A l’heure où le gouvernement américain renforce les sanctions contre Khartoum, on peut craindre que Bush reprenne une initiative ressemblante à l’intervention américaine au sein de l’Irak. A propos du Darfour, le président américain a déclaré ce jour que "Les hommes et les femmes du Darfour ont trop longtemps subi les souffrances infligées par un gouvernement complice du bombardement, de l'assassinat et du viol de civils innocents. Mon administration a appelé ces agissements par leur nom: génocide. Le monde a la responsabilité d'aider à y mettre fin. Je fais cette promesse aux gens du Darfour: les Etats-Unis ne détourneront pas les yeux d'une crise qui représente un défi pour la conscience de la communauté internationale.". Aujourd’hui je me remémore les faits de 2003. Cette année là j’étais convaincu que déclarer la guerre était une mauvaise chose et je félicitais même le président Chirac d’avoir opposer son droit de veto. Il me semble intéressant de comprendre et ne pas refaire les erreurs de 2003.
Tout d’abord, a posteriori, il faut bien se rendre compte que cette guerre était inévitable ; la preuve en est que le 1er mai 2003 les USA ont initié le conflit armé. Il y a alors une question à se poser : vaut-il mieux un conflit légitime géré par l’Organisation des Nation Unies ou une guerre dont les enjeux et les attentes des belligérants restent vagues ? Comparons deux conflits récents dont les arguments principaux annoncés étaient humanitaires et relativement similaires (« génocide », massacres, viol des droits de l’homme, etc…) : l’Irak et le Kosovo. En Irak, les USA ont dirigé la guerre, le pays est aujourd’hui dans une impasse à la fois humanitaire, sociale et politique. En parallèle, au Kosovo, où les casques bleus ont été investis de rétablir un état de droit, la province est désormais exempte de violence physique. Le bilan de la guerre en Irak est négatif, on ne peut pas en douter, mais quel aurait-il été si l’ONU en avait pris la responsabilité ? La présence de la communauté internationale plutôt que celles des USA aurait certainement moins été interprétée comme une « invasion ». D’un point de vue idéologique d’une part, et donc pratique d’autre part, il me parait évident que l’ONU aurait du gérer cette crise inévitable.
Ensuite, un argument plus théorique me tient à cœur. Personne jusqu’ici n’a nié l’existence du génocide perpétuel sur le territoire irakien. Sur les enjeux politiques, militaires, anti-terroristes, économiques (religieux et « familiaux » concernant directement les présidents Bush), il me semble raisonnable de dire que la décision d’un conflit pouvait attendre la fin de la mission des inspecteurs de l’ONU (une absence de conflit aurait été encore mieux). Mais sur le plan humanitaire nous devons confronter deux éthiques : l’une, celle de l’ONU prétendant que la communauté internationale ne peut intervenir à l’encontre de l’autonomie et l’indépendance d’un état ; l’autre estimant qu’éviter le massacre d’une population ou d’un seul homme est ce que l’on peut faire de mieux actuellement dans l’histoire internationale. Personnellement mon choix est fait. Même si l’ONU prend son temps pour y réfléchir on voit bien qu’elle aspire à la seconde : Sarajevo, Macédoine, Kosovo… Un fait marquant ne doit et ne peut pas passer inaperçu : au jour d’aujourd’hui, il y a moins de morts sur le territoire irakien qu’il n’y en avait avant cette guerre en Irak !!! L’éthique est une bonne chose, mais qu’en pensent les milliers d’Irakien ou Soudanais massacrés ?

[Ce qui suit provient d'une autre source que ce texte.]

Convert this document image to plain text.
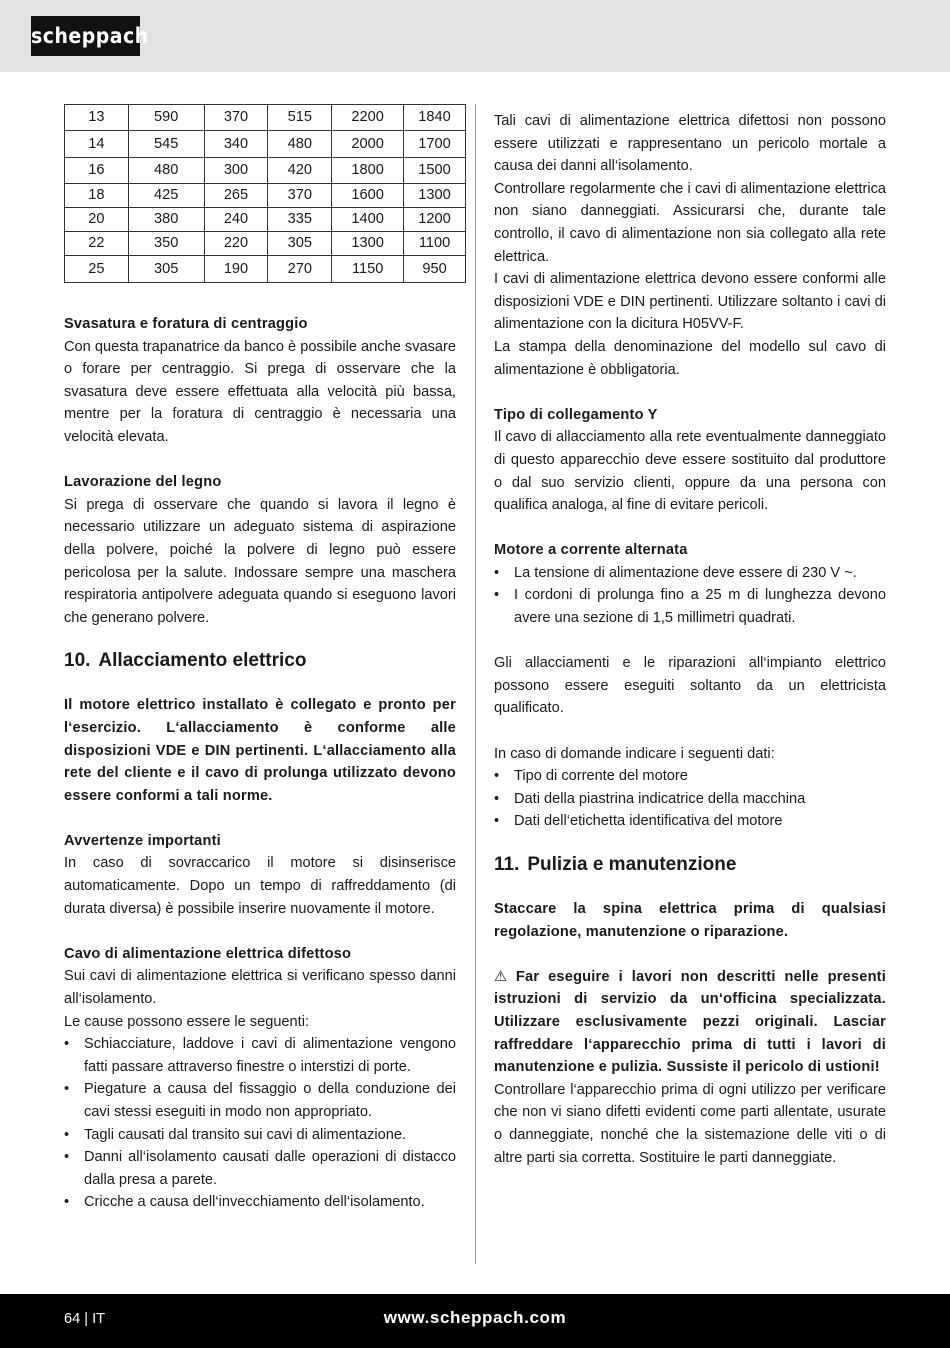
scheppach
13	590	370	515	2200	1840
14	545	340	480	2000	1700
16	480	300	420	1800	1500
18	425	265	370	1600	1300
20	380	240	335	1400	1200
22	350	220	305	1300	1100
25	305	190	270	1150	950
Svasatura e foratura di centraggio

Con questa trapanatrice da banco è possibile anche svasare o forare per centraggio. Si prega di osservare che la svasatura deve essere effettuata alla velocità più bassa, mentre per la foratura di centraggio è necessaria una velocità elevata.

Lavorazione del legno

Si prega di osservare che quando si lavora il legno è necessario utilizzare un adeguato sistema di aspirazione della polvere, poiché la polvere di legno può essere pericolosa per la salute. Indossare sempre una maschera respiratoria antipolvere adeguata quando si eseguono lavori che generano polvere.

10. Allacciamento elettrico

Il motore elettrico installato è collegato e pronto per l‘esercizio. L‘allacciamento è conforme alle disposizioni VDE e DIN pertinenti. L‘allacciamento alla rete del cliente e il cavo di prolunga utilizzato devono essere conformi a tali norme.

Avvertenze importanti

In caso di sovraccarico il motore si disinserisce automaticamente. Dopo un tempo di raffreddamento (di durata diversa) è possibile inserire nuovamente il motore.

Cavo di alimentazione elettrica difettoso

Sui cavi di alimentazione elettrica si verificano spesso danni all‘isolamento.

Le cause possono essere le seguenti:

• Schiacciature, laddove i cavi di alimentazione vengono fatti passare attraverso finestre o interstizi di porte.
• Piegature a causa del fissaggio o della conduzione dei cavi stessi eseguiti in modo non appropriato.
• Tagli causati dal transito sui cavi di alimentazione.
• Danni all‘isolamento causati dalle operazioni di distacco dalla presa a parete.
• Cricche a causa dell‘invecchiamento dell‘isolamento.

Tali cavi di alimentazione elettrica difettosi non possono essere utilizzati e rappresentano un pericolo mortale a causa dei danni all‘isolamento.

Controllare regolarmente che i cavi di alimentazione elettrica non siano danneggiati. Assicurarsi che, durante tale controllo, il cavo di alimentazione non sia collegato alla rete elettrica.

I cavi di alimentazione elettrica devono essere conformi alle disposizioni VDE e DIN pertinenti. Utilizzare soltanto i cavi di alimentazione con la dicitura H05VV-F.

La stampa della denominazione del modello sul cavo di alimentazione è obbligatoria.

Tipo di collegamento Y

Il cavo di allacciamento alla rete eventualmente danneggiato di questo apparecchio deve essere sostituito dal produttore o dal suo servizio clienti, oppure da una persona con qualifica analoga, al fine di evitare pericoli.

Motore a corrente alternata
• La tensione di alimentazione deve essere di 230 V ~.
• I cordoni di prolunga fino a 25 m di lunghezza devono avere una sezione di 1,5 millimetri quadrati.

Gli allacciamenti e le riparazioni all‘impianto elettrico possono essere eseguiti soltanto da un elettricista qualificato.

In caso di domande indicare i seguenti dati:

• Tipo di corrente del motore
• Dati della piastrina indicatrice della macchina
• Dati dell‘etichetta identificativa del motore
11. Pulizia e manutenzione

Staccare la spina elettrica prima di qualsiasi regolazione, manutenzione o riparazione.

⚠ Far eseguire i lavori non descritti nelle presenti istruzioni di servizio da un‘officina specializzata. Utilizzare esclusivamente pezzi originali. Lasciar raffreddare l‘apparecchio prima di tutti i lavori di manutenzione e pulizia. Sussiste il pericolo di ustioni!

Controllare l‘apparecchio prima di ogni utilizzo per verificare che non vi siano difetti evidenti come parti allentate, usurate o danneggiate, nonché che la sistemazione delle viti o di altre parti sia corretta. Sostituire le parti danneggiate.

64 | IT	www.scheppach.com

Ainsi, en cette période où l’on reproche à B. Kouchner d’intégrer un gouvernement UMP, je me rabats, 4 ans plus tard, sur sa ligne initiale : la gestion de ce conflit inévitable et humainement indispensable devait dépendre de l’autorité de l’ONU dans un 1er temps, puis en cas d’échec, des forces de l’OTAN, remémorant le schéma tactique de la guerre de Bosnie (1992 / 1995). Ainsi, au regard de l’actualité outre-atlantique concernant la crise du Darfour, il me semble nécessaire d’interpeller la communauté internationale afin de ne pas reproduire les erreurs théoriques et pratiques de 2003.